Article 1er - M. Y est constitué débiteur du Groupement d’intérêt public formation continue et insertion professionnelle de l’académie de Lyon, pour les sommes de 1 183,66 € au titre de l’exercice 2011 et de 15 026,18 € au titre de l’exercice 2012, augmentées des intérêts de droit à compter du 29 mai 2017.

 

Article 2 – M. Y est déchargé de sa gestion pour l’exercice 2010 (du 1er juillet 2010). Sa décharge au titre des exercices 2011 et 2012 (au 30 octobre) ne pourra être donnée qu’après apurement du débet fixé ci-dessus.

 

Article 3 - Mme X est déchargée de sa gestion pour la période comprise entre le 1er janvier et le 30 juin 2010.

Mme X est quitte et libérée de sa gestion terminée à la date ci-avant indiquée.

Mainlevée peut être donnée et radiation peut être faite de toutes oppositions et inscriptions mises ou prises sur ses biens meubles et immeubles ou sur ceux de ses ayants cause pour sûreté de ladite gestion et son cautionnement peut être restitué (ou ses cautions dégagées).
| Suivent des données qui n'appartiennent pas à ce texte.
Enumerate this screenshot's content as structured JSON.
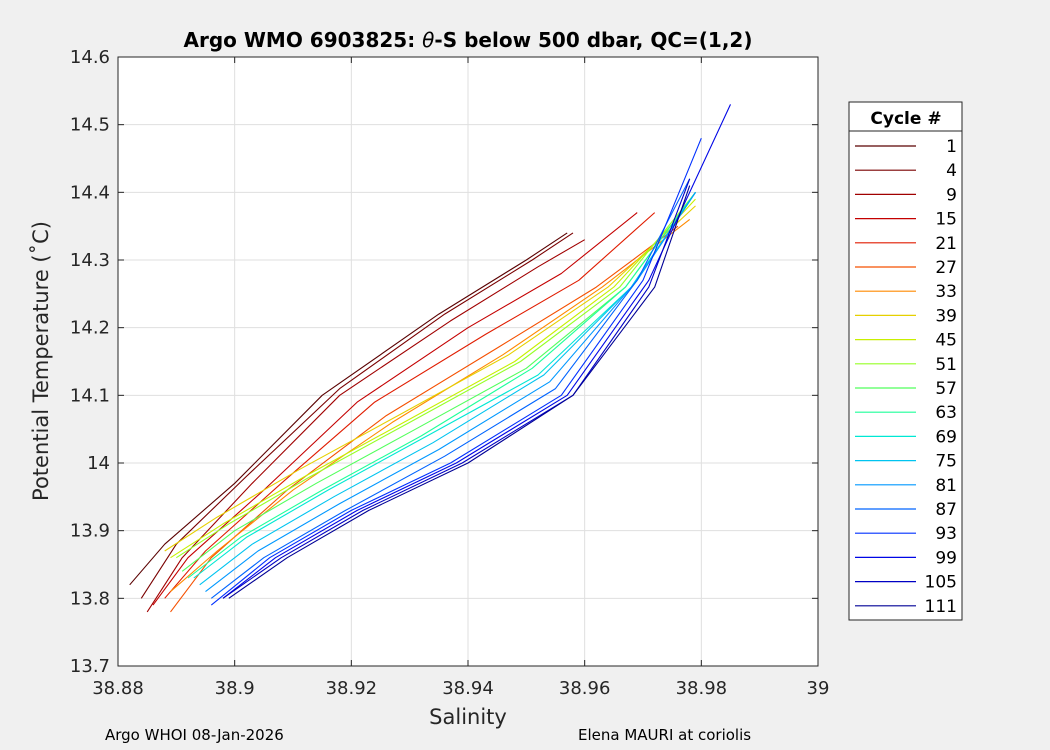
{
  "chart_data": {
    "type": "line",
    "title_prefix": "Argo WMO 6903825: ",
    "title_theta": "θ",
    "title_suffix": "-S below 500 dbar,  QC=(1,2)",
    "xlabel": "Salinity",
    "ylabel": "Potential Temperature (˚C)",
    "xlim": [
      38.88,
      39.0
    ],
    "ylim": [
      13.7,
      14.6
    ],
    "xticks": [
      "38.88",
      "38.9",
      "38.92",
      "38.94",
      "38.96",
      "38.98",
      "39"
    ],
    "yticks": [
      "13.7",
      "13.8",
      "13.9",
      "14",
      "14.1",
      "14.2",
      "14.3",
      "14.4",
      "14.5",
      "14.6"
    ],
    "grid": true,
    "legend_title": "Cycle #",
    "legend_placement": "right-outside",
    "legend": [
      {
        "label": "1",
        "color": "#5a0000"
      },
      {
        "label": "4",
        "color": "#7a0000"
      },
      {
        "label": "9",
        "color": "#a00000"
      },
      {
        "label": "15",
        "color": "#c40000"
      },
      {
        "label": "21",
        "color": "#e01c00"
      },
      {
        "label": "27",
        "color": "#f55000"
      },
      {
        "label": "33",
        "color": "#ff8a00"
      },
      {
        "label": "39",
        "color": "#e6d000"
      },
      {
        "label": "45",
        "color": "#c8ef00"
      },
      {
        "label": "51",
        "color": "#96ff26"
      },
      {
        "label": "57",
        "color": "#52ff5c"
      },
      {
        "label": "63",
        "color": "#1eff9a"
      },
      {
        "label": "69",
        "color": "#00e8d4"
      },
      {
        "label": "75",
        "color": "#00c4f0"
      },
      {
        "label": "81",
        "color": "#0098ff"
      },
      {
        "label": "87",
        "color": "#0064ff"
      },
      {
        "label": "93",
        "color": "#0030ff"
      },
      {
        "label": "99",
        "color": "#0006e6"
      },
      {
        "label": "105",
        "color": "#0000c4"
      },
      {
        "label": "111",
        "color": "#000096"
      }
    ],
    "series": [
      {
        "name": "1",
        "color": "#5a0000",
        "x": [
          38.882,
          38.888,
          38.9,
          38.915,
          38.935,
          38.95,
          38.957
        ],
        "y": [
          13.82,
          13.88,
          13.97,
          14.1,
          14.22,
          14.3,
          14.34
        ]
      },
      {
        "name": "4",
        "color": "#7a0000",
        "x": [
          38.884,
          38.89,
          38.902,
          38.918,
          38.936,
          38.951,
          38.958
        ],
        "y": [
          13.8,
          13.88,
          13.98,
          14.11,
          14.22,
          14.3,
          14.34
        ]
      },
      {
        "name": "9",
        "color": "#a00000",
        "x": [
          38.885,
          38.891,
          38.903,
          38.918,
          38.937,
          38.952,
          38.96
        ],
        "y": [
          13.78,
          13.86,
          13.97,
          14.1,
          14.21,
          14.29,
          14.33
        ]
      },
      {
        "name": "15",
        "color": "#c40000",
        "x": [
          38.886,
          38.892,
          38.905,
          38.921,
          38.94,
          38.956,
          38.969
        ],
        "y": [
          13.79,
          13.86,
          13.96,
          14.09,
          14.2,
          14.28,
          14.37
        ]
      },
      {
        "name": "21",
        "color": "#e01c00",
        "x": [
          38.888,
          38.895,
          38.908,
          38.924,
          38.943,
          38.959,
          38.972
        ],
        "y": [
          13.8,
          13.87,
          13.97,
          14.09,
          14.19,
          14.27,
          14.37
        ]
      },
      {
        "name": "27",
        "color": "#f55000",
        "x": [
          38.889,
          38.896,
          38.909,
          38.926,
          38.945,
          38.962,
          38.976
        ],
        "y": [
          13.78,
          13.86,
          13.96,
          14.07,
          14.17,
          14.26,
          14.35
        ]
      },
      {
        "name": "33",
        "color": "#ff8a00",
        "x": [
          38.889,
          38.897,
          38.91,
          38.927,
          38.946,
          38.963,
          38.978
        ],
        "y": [
          13.81,
          13.87,
          13.96,
          14.06,
          14.16,
          14.26,
          14.36
        ]
      },
      {
        "name": "39",
        "color": "#e6d000",
        "x": [
          38.888,
          38.897,
          38.911,
          38.928,
          38.947,
          38.964,
          38.979
        ],
        "y": [
          13.87,
          13.92,
          13.99,
          14.07,
          14.16,
          14.26,
          14.38
        ]
      },
      {
        "name": "45",
        "color": "#c8ef00",
        "x": [
          38.889,
          38.898,
          38.912,
          38.929,
          38.948,
          38.965,
          38.979
        ],
        "y": [
          13.86,
          13.91,
          13.98,
          14.06,
          14.15,
          14.26,
          14.39
        ]
      },
      {
        "name": "51",
        "color": "#96ff26",
        "x": [
          38.89,
          38.899,
          38.913,
          38.93,
          38.949,
          38.966,
          38.979
        ],
        "y": [
          13.86,
          13.91,
          13.98,
          14.06,
          14.15,
          14.26,
          14.4
        ]
      },
      {
        "name": "57",
        "color": "#52ff5c",
        "x": [
          38.891,
          38.9,
          38.914,
          38.931,
          38.95,
          38.967,
          38.979
        ],
        "y": [
          13.84,
          13.9,
          13.97,
          14.05,
          14.14,
          14.26,
          14.4
        ]
      },
      {
        "name": "63",
        "color": "#1eff9a",
        "x": [
          38.892,
          38.901,
          38.915,
          38.932,
          38.951,
          38.967,
          38.979
        ],
        "y": [
          13.83,
          13.89,
          13.96,
          14.04,
          14.14,
          14.26,
          14.4
        ]
      },
      {
        "name": "69",
        "color": "#00e8d4",
        "x": [
          38.893,
          38.902,
          38.916,
          38.933,
          38.952,
          38.968,
          38.979
        ],
        "y": [
          13.83,
          13.89,
          13.96,
          14.04,
          14.13,
          14.26,
          14.4
        ]
      },
      {
        "name": "75",
        "color": "#00c4f0",
        "x": [
          38.894,
          38.903,
          38.917,
          38.934,
          38.953,
          38.968,
          38.979
        ],
        "y": [
          13.82,
          13.88,
          13.95,
          14.03,
          14.13,
          14.26,
          14.4
        ]
      },
      {
        "name": "81",
        "color": "#0098ff",
        "x": [
          38.895,
          38.904,
          38.918,
          38.935,
          38.954,
          38.969,
          38.979
        ],
        "y": [
          13.81,
          13.87,
          13.94,
          14.02,
          14.12,
          14.27,
          14.4
        ]
      },
      {
        "name": "87",
        "color": "#0064ff",
        "x": [
          38.896,
          38.905,
          38.919,
          38.936,
          38.955,
          38.969,
          38.978
        ],
        "y": [
          13.8,
          13.86,
          13.93,
          14.01,
          14.11,
          14.27,
          14.42
        ]
      },
      {
        "name": "93",
        "color": "#0030ff",
        "x": [
          38.896,
          38.906,
          38.92,
          38.937,
          38.956,
          38.97,
          38.98
        ],
        "y": [
          13.79,
          13.86,
          13.93,
          14.0,
          14.1,
          14.27,
          14.48
        ]
      },
      {
        "name": "99",
        "color": "#0006e6",
        "x": [
          38.898,
          38.907,
          38.921,
          38.938,
          38.957,
          38.971,
          38.985
        ],
        "y": [
          13.8,
          13.86,
          13.93,
          14.0,
          14.1,
          14.27,
          14.53
        ]
      },
      {
        "name": "105",
        "color": "#0000c4",
        "x": [
          38.898,
          38.908,
          38.922,
          38.939,
          38.958,
          38.971,
          38.978
        ],
        "y": [
          13.8,
          13.86,
          13.93,
          14.0,
          14.1,
          14.26,
          14.42
        ]
      },
      {
        "name": "111",
        "color": "#000096",
        "x": [
          38.899,
          38.909,
          38.923,
          38.94,
          38.958,
          38.972,
          38.978
        ],
        "y": [
          13.8,
          13.86,
          13.93,
          14.0,
          14.1,
          14.26,
          14.41
        ]
      }
    ]
  },
  "footer": {
    "left": "Argo WHOI 08-Jan-2026",
    "right": "Elena MAURI at coriolis"
  }
}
Article 4 - Mme Z est déchargée de sa gestion pour la période comprise entre le 31 octobre 2012 et le 31 décembre 2013.

 


Fait et jugé par M. Pascal DUCHADEUIL, président de chambre, président de la formation ; MM. Philippe HAYEZ, président de section, Noël DIRICQ, Yves ROLLAND, conseillers maîtres et Mme Marie-Dominique PERIGORD, conseillère maître.

 

En présence de Mme Marie-Noëlle TOTH, greffière de séance.

 

 

 

 

 

 

Marie-Noëlle TOTH

 

 

 

 

 

Pascal DUCHADEUIL

 

 

 

 

En conséquence, la République française mande et ordonne à tous huissiers de justice, sur ce requis, de mettre ladite ordonnance à exécution, aux procureurs généraux et aux procureurs de la République près les tribunaux de grande instance d’y tenir la main, à tous commandants et officiers de la force publique de prêter main-forte lorsqu’ils en seront légalement requis.

 

Conformément aux dispositions de l’article R. 142-20 du code des juridictions financières, les ordonnances prononcées par la Cour des comptes peuvent faire l’objet d’un pourvoi en cassation présenté, sous peine d’irrecevabilité, par le ministère d’un avocat au Conseil d’État dans le délai de deux mois à compter de la notification de l’acte. La révision d’un arrêt ou d’une ordonnance peut être demandée après expiration des délais de pourvoi en cassation, et ce dans les conditions prévues au I de l’article R. 142-19 du même code.